A geological statistician in Toronto claims to have uncovered flaws in a number of scratch-and-win lottery games, and he's worried that some people may be exploiting them to make a profit.

Mohan Srivastava, a 52-year-old father and consultant, first discovered that he could pick out winning tickets in 2003. A friend gave him a scratch-and-win Tic Tac Toe game as a gag gift.

He won $3, and by the time he walked to the Petro-Canada near his office to claim the prize, he had a hunch about how the games were made.

If it worked the way he imagined, there would be a pattern of numbers on the face of the card that would allow someone to separate winners from losers, "not with certainty but with a pretty high degree of success," Srivastava said.

In the case of the Tic Tac Toe game, he said the trick hinged on where single numbers, rather than repeating ones, appeared on the unscratched card.

Srivastava tested out his hunch and found some startling results: he could pick out a winning game card with 90 to 95 per cent accuracy.

He chalks up his ability to crack the system behind such games to "a kind of odd combination of skills" -- including knowledge of statistics, computer programming and spatial analysis.

The trick to pinpointing winning scratch-and-win cards depends on the game, Srivastava said, but he believes a number of them can be broken -- and he's tested that theory on at least four varieties of the cards.

In the most recent case, he was featured in Wired magazine and given a stack of 20 "bingo type" lottery tickets.
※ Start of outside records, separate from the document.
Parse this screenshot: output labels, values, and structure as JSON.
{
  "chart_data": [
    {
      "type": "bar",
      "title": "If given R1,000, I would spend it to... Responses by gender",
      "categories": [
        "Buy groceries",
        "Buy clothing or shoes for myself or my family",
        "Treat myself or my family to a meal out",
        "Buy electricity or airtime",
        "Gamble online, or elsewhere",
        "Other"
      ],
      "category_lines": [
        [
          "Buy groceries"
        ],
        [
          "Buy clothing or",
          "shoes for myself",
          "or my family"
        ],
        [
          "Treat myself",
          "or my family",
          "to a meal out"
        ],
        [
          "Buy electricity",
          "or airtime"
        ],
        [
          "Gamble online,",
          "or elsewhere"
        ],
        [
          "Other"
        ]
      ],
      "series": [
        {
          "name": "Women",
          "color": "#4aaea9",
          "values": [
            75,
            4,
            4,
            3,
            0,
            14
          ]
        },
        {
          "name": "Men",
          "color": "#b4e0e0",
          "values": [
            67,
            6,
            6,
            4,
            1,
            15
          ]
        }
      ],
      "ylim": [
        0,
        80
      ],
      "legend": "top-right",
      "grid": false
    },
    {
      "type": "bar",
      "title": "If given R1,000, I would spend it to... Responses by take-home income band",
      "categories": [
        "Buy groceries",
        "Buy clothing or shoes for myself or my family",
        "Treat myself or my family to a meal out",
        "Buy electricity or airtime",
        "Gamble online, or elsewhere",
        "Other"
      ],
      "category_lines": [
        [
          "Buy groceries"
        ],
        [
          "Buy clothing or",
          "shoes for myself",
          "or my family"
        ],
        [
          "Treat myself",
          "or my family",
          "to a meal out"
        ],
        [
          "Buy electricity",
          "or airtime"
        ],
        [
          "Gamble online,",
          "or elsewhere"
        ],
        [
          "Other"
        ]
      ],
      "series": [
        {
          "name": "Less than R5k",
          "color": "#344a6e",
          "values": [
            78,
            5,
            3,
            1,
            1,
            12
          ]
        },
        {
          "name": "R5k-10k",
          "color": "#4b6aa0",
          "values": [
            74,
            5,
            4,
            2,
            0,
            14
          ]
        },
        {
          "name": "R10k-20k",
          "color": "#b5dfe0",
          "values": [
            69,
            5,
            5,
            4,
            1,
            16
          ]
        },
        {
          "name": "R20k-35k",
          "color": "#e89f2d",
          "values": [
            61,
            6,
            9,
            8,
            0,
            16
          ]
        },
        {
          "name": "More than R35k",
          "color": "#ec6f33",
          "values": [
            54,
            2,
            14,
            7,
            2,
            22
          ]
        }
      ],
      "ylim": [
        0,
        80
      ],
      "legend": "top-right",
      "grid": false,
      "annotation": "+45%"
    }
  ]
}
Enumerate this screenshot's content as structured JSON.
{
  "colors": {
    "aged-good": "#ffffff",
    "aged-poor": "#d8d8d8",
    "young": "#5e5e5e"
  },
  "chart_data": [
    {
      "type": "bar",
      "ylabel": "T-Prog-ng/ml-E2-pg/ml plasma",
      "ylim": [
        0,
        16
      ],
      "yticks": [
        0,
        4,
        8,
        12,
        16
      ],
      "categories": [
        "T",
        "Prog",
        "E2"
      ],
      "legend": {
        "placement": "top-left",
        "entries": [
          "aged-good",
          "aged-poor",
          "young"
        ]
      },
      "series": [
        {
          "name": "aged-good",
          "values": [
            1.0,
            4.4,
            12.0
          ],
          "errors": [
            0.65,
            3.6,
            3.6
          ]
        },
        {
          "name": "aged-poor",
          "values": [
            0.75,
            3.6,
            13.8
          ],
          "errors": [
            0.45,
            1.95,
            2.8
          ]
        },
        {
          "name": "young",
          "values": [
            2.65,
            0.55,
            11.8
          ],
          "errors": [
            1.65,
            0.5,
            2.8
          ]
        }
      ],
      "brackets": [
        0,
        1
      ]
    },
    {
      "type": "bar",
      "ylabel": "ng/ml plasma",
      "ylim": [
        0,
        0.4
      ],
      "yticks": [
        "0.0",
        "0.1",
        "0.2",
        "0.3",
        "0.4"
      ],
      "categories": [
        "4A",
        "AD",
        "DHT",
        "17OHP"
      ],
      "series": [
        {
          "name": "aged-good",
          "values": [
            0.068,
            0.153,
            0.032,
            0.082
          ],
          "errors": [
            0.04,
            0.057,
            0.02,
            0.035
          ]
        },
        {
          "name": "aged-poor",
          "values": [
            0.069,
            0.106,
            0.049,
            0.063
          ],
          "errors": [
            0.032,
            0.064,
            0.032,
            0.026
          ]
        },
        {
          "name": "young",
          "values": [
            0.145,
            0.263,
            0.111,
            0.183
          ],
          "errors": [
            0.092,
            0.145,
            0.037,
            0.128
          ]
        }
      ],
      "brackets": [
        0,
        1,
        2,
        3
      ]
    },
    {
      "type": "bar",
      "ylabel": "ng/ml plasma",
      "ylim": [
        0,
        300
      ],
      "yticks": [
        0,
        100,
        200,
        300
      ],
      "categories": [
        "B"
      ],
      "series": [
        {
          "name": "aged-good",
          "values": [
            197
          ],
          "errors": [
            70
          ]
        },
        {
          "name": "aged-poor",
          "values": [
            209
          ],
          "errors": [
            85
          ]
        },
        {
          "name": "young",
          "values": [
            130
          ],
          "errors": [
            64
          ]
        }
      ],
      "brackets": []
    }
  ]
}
Srivastave picked out six cards he thought were winners.

Although he had never examined that particular game before, he was right on four of them, which was twice as many as should have been the case. Srivastava calculated the odds of that happening by chance were one in 50.

In 2006, he also tried his hand at a Super Bingo game, which he says he could beat with 65 to 70 per cent accuracy. He got similar results from a Tic Tac Toe game in Colorado in 2003.

In all three of those cases, he says that news of his "trick" prompted the game in question to be pulled from store shelves.

Now he's asking Ontario Lottery and Gaming, and their counterparts outside the province, to investigate whether the scratch-and-win tickets in circulation are as secure as they think.

"Being a lottery corporation that's handling billions of dollars, I think they should say, ‘We need to make sure that this is just luck,'" Srivastava said.

The OLG has invited Srivastava to consult with them, but vice president Greg McKenzie said their scratch tickets are fine.

"There's absolutely no indication that there's a problem with our games," he told CTV News.

There have been several instances of proven or alleged abuse of the province's multibillion-dollar lottery system in recent years.

In June, a convenience store owner named Hafiz Malik was sentenced to a year in prison for wrongfully claiming a $5.7-million prize.

Convenience store clerk Jun-Chul Chung, and his children Kenneth and Kathleen Chung are also accused of allegedly stealing a lottery ticket that later won $12.5 million.

Last fall, the OLG announced it had introduced something called Data Analysis and Retrival Technology to combat fraud.